RUCAIBox / CRSLab

CRSLab is an open-source toolkit for building Conversational Recommender System (CRS).
https://github.com/RUCAIBox/CRSLab
MIT License
503 stars 113 forks source link

Inspired data Processing #37

Closed ahtsham58 closed 2 years ago

ahtsham58 commented 2 years ago

Dear authors,

I have a use case of using a bit modified version of the INSPIRED dataset (having the same format as the original) that I want to use for the different models implemented in CRSLab. As I see, here are the preprocessed data files from the original INSPIRED dataset, I guess I need to create similar files in order to work with the modified data. image

Could you please guide me to produce similar files or provide a script that is used to convert the original dataset files?

Thanks in advance!

ahtsham58 commented 2 years ago

Hi @ToheartZhang @batmanfly @turboLJY @Lancelot39

I have modified the files such as entity2id.json, movie_ids.json, and all the dialog files like the test, train, and valid datasets but my format is exactly the same as the original one used in the CRSLab toolkit. Specifically, I added new entities, like people, movies in the dialog dataset which were missing in the original files. Unfortunately, the model (redial) does not train using a modified dataset.

On debugging, I found that my data has been successfully preprocessed and integrated with the data loader, which means my format is correct.

Do you only add entities into entity2id.json that are present in subkg.json?

Is there anything that I am missing to make this modified dataset compatible with the toolkit?

Your quick response will be highly appreciated. Thanks!

Zilize commented 2 years ago

entity2id.json is the mapping file for the knowledge graph subkg.json, which means that all the entity indices presented in subkg.json should be indicated in entity2id.json.
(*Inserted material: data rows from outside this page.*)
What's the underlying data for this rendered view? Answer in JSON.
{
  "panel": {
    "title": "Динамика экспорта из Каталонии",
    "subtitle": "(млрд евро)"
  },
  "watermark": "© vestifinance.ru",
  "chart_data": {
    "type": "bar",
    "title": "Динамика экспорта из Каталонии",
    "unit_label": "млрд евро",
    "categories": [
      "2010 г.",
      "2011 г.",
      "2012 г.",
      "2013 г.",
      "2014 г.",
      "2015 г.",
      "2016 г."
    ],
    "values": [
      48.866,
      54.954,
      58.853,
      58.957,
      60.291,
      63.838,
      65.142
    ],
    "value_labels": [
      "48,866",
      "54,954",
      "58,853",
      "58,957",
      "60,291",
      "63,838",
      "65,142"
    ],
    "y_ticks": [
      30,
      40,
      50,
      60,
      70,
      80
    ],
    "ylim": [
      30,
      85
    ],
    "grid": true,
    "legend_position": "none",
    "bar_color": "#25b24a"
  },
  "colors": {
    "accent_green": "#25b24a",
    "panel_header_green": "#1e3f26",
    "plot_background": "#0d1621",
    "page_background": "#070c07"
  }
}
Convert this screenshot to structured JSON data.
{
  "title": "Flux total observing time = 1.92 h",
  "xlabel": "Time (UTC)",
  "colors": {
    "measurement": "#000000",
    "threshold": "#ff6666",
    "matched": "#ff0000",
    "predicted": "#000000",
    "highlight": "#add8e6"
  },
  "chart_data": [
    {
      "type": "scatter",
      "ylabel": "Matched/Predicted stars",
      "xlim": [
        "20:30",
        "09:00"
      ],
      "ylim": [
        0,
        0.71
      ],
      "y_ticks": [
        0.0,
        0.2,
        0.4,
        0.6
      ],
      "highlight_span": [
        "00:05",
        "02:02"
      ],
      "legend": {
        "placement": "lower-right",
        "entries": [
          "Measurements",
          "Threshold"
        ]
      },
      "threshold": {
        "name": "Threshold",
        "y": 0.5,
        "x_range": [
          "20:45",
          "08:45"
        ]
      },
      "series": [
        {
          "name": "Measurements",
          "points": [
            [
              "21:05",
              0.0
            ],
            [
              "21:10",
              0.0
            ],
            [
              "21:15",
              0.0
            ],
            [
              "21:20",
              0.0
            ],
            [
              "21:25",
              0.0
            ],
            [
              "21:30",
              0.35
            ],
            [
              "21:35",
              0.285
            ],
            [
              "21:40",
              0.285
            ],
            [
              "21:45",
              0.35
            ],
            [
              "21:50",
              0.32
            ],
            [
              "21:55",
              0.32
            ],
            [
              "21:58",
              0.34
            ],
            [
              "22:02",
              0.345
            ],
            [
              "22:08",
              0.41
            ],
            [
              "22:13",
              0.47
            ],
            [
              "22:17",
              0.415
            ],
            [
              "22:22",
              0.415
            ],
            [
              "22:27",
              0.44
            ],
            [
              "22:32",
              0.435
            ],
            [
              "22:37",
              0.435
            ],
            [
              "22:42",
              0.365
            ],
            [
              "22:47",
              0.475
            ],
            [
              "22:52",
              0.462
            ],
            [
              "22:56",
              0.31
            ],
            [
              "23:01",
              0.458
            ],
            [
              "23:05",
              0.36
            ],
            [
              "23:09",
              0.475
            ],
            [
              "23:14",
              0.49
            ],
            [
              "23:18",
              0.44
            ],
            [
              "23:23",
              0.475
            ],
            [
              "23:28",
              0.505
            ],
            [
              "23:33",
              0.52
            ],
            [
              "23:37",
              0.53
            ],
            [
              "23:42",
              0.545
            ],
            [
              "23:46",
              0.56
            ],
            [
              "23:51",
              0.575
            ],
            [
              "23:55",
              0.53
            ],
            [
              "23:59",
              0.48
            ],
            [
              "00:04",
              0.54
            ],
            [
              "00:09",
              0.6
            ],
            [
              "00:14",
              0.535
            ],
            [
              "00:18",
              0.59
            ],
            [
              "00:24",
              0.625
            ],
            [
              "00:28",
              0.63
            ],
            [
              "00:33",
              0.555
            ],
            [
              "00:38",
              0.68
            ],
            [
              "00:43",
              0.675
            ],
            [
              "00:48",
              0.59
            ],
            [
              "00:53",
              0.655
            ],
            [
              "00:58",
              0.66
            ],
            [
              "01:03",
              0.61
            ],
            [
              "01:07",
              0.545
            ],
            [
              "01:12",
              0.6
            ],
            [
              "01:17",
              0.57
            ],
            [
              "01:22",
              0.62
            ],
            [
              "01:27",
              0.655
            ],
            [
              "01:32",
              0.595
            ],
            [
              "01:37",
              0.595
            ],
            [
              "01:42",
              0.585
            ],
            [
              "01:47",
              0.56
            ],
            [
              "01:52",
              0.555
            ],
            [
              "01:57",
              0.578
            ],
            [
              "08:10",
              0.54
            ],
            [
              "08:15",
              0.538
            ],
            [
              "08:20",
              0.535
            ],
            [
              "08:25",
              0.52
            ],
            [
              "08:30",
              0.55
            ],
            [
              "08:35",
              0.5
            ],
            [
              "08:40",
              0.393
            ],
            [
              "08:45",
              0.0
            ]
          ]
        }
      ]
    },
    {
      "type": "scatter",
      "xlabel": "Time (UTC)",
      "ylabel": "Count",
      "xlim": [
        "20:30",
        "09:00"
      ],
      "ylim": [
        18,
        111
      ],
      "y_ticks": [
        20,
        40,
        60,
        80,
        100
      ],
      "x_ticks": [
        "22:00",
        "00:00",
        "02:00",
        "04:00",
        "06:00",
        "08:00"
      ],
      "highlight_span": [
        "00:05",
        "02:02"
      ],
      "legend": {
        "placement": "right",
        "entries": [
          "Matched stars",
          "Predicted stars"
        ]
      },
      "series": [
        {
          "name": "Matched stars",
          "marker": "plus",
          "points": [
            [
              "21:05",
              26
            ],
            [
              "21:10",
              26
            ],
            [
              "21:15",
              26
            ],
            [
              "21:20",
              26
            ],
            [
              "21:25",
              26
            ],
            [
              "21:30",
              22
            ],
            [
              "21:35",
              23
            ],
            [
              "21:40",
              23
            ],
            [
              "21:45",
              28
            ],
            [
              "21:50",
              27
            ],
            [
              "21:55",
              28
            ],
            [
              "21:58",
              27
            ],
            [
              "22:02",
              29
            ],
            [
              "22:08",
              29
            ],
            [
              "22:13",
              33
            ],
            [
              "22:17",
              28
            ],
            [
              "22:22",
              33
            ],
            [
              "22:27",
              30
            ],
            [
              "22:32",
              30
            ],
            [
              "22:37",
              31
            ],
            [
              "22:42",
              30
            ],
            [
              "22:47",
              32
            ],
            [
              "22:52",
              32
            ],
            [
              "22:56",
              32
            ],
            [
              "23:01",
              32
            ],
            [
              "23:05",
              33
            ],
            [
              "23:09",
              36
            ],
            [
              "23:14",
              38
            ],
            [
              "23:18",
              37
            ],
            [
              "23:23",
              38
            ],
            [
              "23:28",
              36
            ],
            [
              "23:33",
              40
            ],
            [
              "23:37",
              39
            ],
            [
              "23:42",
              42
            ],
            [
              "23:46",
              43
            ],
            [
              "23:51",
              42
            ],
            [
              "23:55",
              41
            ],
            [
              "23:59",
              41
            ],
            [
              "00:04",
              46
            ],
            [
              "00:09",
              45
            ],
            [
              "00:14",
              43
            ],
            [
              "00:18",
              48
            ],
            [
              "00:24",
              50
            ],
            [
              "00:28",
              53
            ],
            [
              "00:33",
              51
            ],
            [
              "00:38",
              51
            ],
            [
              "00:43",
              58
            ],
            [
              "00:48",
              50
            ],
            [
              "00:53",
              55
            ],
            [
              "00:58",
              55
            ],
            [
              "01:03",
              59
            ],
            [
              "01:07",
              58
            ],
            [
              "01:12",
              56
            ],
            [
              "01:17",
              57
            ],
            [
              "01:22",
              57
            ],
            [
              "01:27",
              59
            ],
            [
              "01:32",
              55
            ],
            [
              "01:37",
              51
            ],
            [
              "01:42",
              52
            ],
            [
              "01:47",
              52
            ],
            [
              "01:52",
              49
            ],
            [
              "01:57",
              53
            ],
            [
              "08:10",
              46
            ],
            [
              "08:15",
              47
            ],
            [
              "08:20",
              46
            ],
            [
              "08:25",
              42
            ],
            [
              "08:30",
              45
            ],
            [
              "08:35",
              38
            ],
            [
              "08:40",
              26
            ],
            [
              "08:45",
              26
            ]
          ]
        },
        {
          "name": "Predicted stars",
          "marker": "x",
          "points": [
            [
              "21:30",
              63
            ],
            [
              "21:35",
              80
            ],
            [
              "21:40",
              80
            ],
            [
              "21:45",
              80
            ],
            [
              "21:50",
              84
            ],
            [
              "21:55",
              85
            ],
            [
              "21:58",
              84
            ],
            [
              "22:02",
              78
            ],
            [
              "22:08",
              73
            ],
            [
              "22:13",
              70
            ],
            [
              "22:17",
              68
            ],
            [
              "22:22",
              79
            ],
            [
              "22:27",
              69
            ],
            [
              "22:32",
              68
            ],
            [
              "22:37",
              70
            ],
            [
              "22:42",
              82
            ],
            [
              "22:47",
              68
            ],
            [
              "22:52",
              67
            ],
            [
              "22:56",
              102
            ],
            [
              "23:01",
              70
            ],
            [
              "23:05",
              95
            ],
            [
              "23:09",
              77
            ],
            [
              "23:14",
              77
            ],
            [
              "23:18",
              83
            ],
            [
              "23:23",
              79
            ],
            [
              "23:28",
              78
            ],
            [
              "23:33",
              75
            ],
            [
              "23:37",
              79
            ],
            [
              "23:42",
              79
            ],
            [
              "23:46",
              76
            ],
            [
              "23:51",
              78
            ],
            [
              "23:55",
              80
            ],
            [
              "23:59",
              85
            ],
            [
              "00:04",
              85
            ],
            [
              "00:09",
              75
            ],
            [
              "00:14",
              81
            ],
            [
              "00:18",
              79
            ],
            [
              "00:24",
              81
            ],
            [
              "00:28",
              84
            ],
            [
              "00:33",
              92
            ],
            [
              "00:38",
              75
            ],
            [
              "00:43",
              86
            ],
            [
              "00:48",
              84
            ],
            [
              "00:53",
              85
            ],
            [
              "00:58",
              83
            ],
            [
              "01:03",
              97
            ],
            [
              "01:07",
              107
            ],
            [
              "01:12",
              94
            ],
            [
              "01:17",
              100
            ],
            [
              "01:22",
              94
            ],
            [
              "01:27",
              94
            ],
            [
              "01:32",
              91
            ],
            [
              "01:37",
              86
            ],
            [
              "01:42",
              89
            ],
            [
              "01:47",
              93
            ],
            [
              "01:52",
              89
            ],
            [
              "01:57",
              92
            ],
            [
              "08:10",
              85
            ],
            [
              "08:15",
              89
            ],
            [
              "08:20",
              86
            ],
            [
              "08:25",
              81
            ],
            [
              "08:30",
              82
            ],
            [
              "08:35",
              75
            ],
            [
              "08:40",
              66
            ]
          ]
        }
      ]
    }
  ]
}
Formally, the set of entity indices for subkg.json is the subset of the set of entity indices for entity2id.json.

One unfortunate thing I would remind you of is that, due to the limitation of the toolkit, the sociable strategies annotations were ignored by the data pipeline, which is the key parts of the dataset INSPIRED. The pretraining modules of model ReDial is also ignored, which plays an important role in the performance.
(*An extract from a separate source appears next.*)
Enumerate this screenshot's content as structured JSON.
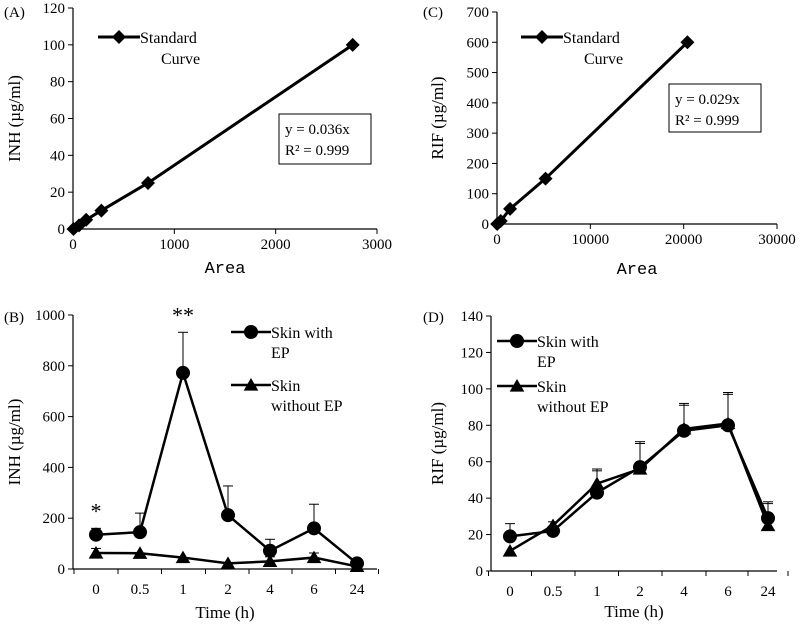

ahtsham58 commented 2 years ago

@Zilize Thanks for your detailed response. Since subkg.json is the subset of entity2id.json, I don't think adding more entities into the entity2id.json should be a problem. So now my question stands there, what could cause the CRSLab toolkit to not support my data as it is being preprocessed in the toolkit but not getting to the training, testing mode.

Secondly, I cannot find the sentiment analysis module for the ReDial model, which was originally used (in redial paper) as an input to the recommender module. Please share your insights in this regard? I may share inspired data files with you on request.

Thanks in advance!.

ahtsham58 commented 2 years ago

Finally, I figured out the problem, which occurred during the batching process. You may close the issue.